Mit der größten Zunahme an Unternehmensinsolvenzen rechnet Coface in den USA mit plus 39 Prozent. Westeuropa wäre mit einem Plus von 18 Prozent betroffen. Unter ihnen würde Deutschland eine Steigerung um elf Prozent erleben, Frankreich um 15 Prozent, Großbritannien um 33 Prozent, Spanien um 22 Prozent und Italien um 18 Prozent. Auf Japan, das ebenso wie Deutschland zehn Jahre lang sinkende Insolvenzzahlen erlebte, sieht Coface einen zweistelligen Anstieg mit 12 Prozent zukommen.

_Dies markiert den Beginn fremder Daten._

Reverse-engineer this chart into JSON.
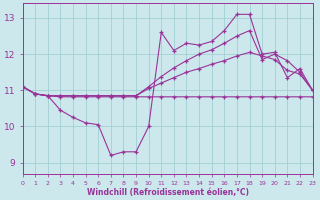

Für die Emerging Markets dürften die Folgen der Krise noch weitreichender ausfallen. Neben massiven Handelseinbrüchen sieht der international agierende Kreditdienstleister dort sinkende Ölpreise zum Problem werden. Bereits 2009 wies Springer-Autorin Carmen Mausbach-Groscurth in Bankfachklasse Ausgabe 4/2009, Seite 23, auf das aktuell eintretende Szenario hin: 

Die Konjunktur bricht weltweit ein, die Rohstoff- und Ölpreise fallen kräftig. In diesem Zusammenhang kommt vor allem China eine besondere Bedeutung zu, weil dieses Land derzeit den höchsten Verbrauch an Zement, Eisen, Stahl, Aluminium, Kupfer und Kohle hat."

Erste Anzeichen dieser Unsicherheit manifestieren sich in den aufstrebenden Wirtschaften bereits durch Kapitalabfluss, der den der Finanzkrise 2008 um ein vierfaches übersteigt. Geopolitische Spannungen und Konflikte dürften die problematische Situation laut Coface noch weiter verschärfen.

Chinas Wirtschaftsleistung verlangsamt

"Insgesamt steht die globale Wirtschaft in diesem Jahr vor ihrer ersten Rezession seit 2009", resümiert Coface-Volkwirtin Christiane von Berg. Gegenüber 2019, als weltweit elf Länder eine Rezession erlebten, würden es in diesem Jahr voraussichtlich 68 Länder sein.

Wachstum sei höchstens noch in China und Indien zu erwarten, wenngleich auch verlangsamt. Dies liege in im immensen Aufholpotenzial und der schieren Menge an Arbeitskraft beider Länder begründet, auch angesichts eines Lockdowns. Für China sei mit einer Verbesserung der Wirtschaftsleistung um vier Prozent und für Indien um 3,5 Prozent zu rechnen.